Last updated: 2026-06-12
Inference Runtime
Forward
Run the inference runtime: decode state, pipeline ownership, and token generation.
This module ties together model state, compute graphs, dispatch helpers, and greedy token sampling for a single active inference engine.
4 exports shown
struct
DecodeState
pub const DecodeState = struct Runtime state for the decode loop.
struct
SamplingParams
pub const SamplingParams = struct Token sampling controls shared by the decode loop and HTTP server.
Methods
1method
SamplingParams.requiresLogitsReadback
pub fn requiresLogitsReadback(self: @This()) bool Return whether the current sampling settings require CPU-visible logits.
(i.e. any path that needs more than just the argmax token index).
struct
InferenceEngine
pub const InferenceEngine = struct Central inference engine that owns the GPU resources for one active model.
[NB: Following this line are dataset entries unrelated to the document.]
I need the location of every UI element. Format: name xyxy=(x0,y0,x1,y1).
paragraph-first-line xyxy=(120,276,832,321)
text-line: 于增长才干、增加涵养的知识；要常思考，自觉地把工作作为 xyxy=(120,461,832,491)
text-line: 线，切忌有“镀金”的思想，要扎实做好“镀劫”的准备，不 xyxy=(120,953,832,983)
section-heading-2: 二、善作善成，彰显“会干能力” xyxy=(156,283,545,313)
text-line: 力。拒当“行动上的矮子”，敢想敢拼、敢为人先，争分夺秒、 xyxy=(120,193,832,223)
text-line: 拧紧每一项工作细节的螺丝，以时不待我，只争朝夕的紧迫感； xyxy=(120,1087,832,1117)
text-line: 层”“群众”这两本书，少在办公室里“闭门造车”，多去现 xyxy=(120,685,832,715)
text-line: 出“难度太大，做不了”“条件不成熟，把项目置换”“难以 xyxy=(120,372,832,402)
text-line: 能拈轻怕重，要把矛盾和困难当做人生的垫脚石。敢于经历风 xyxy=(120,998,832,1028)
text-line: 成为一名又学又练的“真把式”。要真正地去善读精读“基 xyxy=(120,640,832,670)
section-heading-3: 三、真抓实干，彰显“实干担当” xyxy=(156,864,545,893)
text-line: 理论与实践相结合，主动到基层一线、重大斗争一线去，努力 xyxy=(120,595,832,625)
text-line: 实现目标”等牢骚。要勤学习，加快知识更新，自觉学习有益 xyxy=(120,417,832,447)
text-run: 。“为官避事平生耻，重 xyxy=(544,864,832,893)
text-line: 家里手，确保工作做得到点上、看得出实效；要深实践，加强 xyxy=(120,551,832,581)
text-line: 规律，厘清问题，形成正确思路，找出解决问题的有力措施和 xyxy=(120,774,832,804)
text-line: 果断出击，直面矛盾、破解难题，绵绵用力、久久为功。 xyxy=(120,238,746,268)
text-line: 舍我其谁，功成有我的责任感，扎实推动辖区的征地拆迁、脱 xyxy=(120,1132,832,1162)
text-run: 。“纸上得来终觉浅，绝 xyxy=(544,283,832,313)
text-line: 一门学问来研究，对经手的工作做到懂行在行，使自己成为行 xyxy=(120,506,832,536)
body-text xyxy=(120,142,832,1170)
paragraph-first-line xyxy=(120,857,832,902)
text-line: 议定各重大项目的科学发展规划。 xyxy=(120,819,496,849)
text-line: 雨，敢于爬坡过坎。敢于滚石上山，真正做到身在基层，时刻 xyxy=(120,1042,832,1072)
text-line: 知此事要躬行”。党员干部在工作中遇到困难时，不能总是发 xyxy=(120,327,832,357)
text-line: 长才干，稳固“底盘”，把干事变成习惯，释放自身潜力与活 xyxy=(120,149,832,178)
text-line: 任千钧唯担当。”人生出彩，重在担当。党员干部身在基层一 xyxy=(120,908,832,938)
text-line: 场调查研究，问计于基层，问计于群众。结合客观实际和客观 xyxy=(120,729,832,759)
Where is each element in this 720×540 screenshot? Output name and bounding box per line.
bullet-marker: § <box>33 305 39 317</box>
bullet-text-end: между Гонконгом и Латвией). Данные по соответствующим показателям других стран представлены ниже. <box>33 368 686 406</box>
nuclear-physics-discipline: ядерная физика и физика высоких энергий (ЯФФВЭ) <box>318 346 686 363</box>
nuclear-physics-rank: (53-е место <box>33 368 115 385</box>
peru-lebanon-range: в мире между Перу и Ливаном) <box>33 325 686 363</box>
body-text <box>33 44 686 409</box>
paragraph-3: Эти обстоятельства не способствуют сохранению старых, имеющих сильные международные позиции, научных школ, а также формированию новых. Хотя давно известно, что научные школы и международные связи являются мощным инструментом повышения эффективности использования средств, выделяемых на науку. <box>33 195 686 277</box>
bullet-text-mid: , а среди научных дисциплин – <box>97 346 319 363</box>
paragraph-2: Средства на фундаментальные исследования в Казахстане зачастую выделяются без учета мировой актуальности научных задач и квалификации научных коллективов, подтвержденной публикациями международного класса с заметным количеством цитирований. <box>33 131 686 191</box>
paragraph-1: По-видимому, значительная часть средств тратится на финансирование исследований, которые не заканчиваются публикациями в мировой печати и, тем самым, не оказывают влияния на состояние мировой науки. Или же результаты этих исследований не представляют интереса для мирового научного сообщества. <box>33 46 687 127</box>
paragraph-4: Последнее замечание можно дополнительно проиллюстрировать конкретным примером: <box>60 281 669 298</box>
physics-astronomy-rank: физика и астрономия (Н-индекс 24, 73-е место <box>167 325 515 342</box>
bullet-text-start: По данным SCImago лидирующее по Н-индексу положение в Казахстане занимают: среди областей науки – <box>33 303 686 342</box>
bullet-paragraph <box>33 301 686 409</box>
Holds the loaded model, all Vulkan pipelines and intermediate activation buffers, KV-cache page pool, SSM recurrent state, and per-request profiling counters. One engine instance maps to one GPU device; it is not thread-safe.
Methods
11method
InferenceEngine.init
pub fn init( model: *Model, instance: *const Instance, gpu_config: GpuConfig, shader_dir: []const u8, allocator: std.mem.Allocator, ) !InferenceEngine Create the runtime objects needed to execute decode-time work on the GPU.
method
InferenceEngine.enableProfiling
pub fn enableProfiling(self: *InferenceEngine) !void Enable full GPU + CPU profiling.
The timestamp query pool is created in `init`, so this just flips the runtime flag. Returns an error if pool creation failed.
method
InferenceEngine.enableValidationDiagnostics
pub fn enableValidationDiagnostics(self: *InferenceEngine) void Enable the expensive CPU-vs-GPU validation readbacks used for debugging kernel correctness.
method
InferenceEngine.enableLogitsReadback
pub fn enableLogitsReadback(self: *InferenceEngine) void Preserve full logits on the host for debug dumps and diagnostic inspection.
method
InferenceEngine.recordProfilingSample
pub fn recordProfilingSample(self: *InferenceEngine) void Read back all timestamps for the current token and fold them into request-wide profiling stats.
method
InferenceEngine.decodeStep
pub fn decodeStep(self: *InferenceEngine, state: *DecodeState, token_id: u32, collect_output: bool) !void Run a single decode step for one token through all transformer layers.
embed → [per-layer: norm → QKV → RoPE → KV write → attention → O proj → residual → FFN norm → MoE routing → expert DMMVs → residual] → final norm → LM head → logits diagnostic or GPT-OSS embedding-collection paths.
method
InferenceEngine.prefillBatched
pub fn prefillBatched(self: *InferenceEngine, state: *DecodeState, prompt_tokens: []const u32) !void Experimental batched prompt prefill for the RDNA/Vulkan backend. Gated by `ZINC_BATCHED_PREFILL=1`. This is the Vulkan analogue of `forward_metal.InferenceEngine.prefillBatched`.
Routes to `prefillA3bProduction` or `prefillQwen36DenseFfnPrefix` when the model and prompt length match those specialized paths; otherwise falls back to the `canUseBatchedPrefillRdna`-gated batched body or `prefillBatch` (per-token serial path). Set `ZINC_BATCHED_PREFILL=0` to force the serial fallback or `=validate` to run both paths and diff the last-token logits. Intel Arc devices require `ZINC_INTEL_BATCHED_PREFILL=1` to opt in.
method
InferenceEngine.prefillBatch
pub fn prefillBatch(self: *InferenceEngine, state: *DecodeState, prompt_tokens: []const u32) !void Process all prompt tokens sequentially (one token per GPU submission) to populate KV cache and SSM state before the first decode step.
an active KV-page allocation for continuation prefill.
method
InferenceEngine.sampleGreedy
pub fn sampleGreedy(self: *const InferenceEngine) u32 Sample a token greedily.
Uses GPU argmax when available, otherwise falls back to CPU scan.
method
InferenceEngine.sample
pub fn sample(self: *const InferenceEngine, state: *const DecodeState, params: SamplingParams, random: std.Random) u32 Sample the next token using greedy argmax or stochastic sampling depending on `params`.
Delegates to `sampleGreedy` when no logit readback is needed; otherwise reads staged logits from the host and applies temperature, top-p, top-k, and repetition penalty.
method
InferenceEngine.deinit
pub fn deinit(self: *InferenceEngine) void Release GPU buffers, graphs, command objects, and dispatch helpers owned by the engine.
function
generate
pub fn generate( engine: *InferenceEngine, prompt_tokens: []const u32, max_tokens: u32, eos_token_id: u32, allocator: std.mem.Allocator, ) ![]u32 Run single-request inference: prefill the prompt, decode greedily, and return generated token IDs.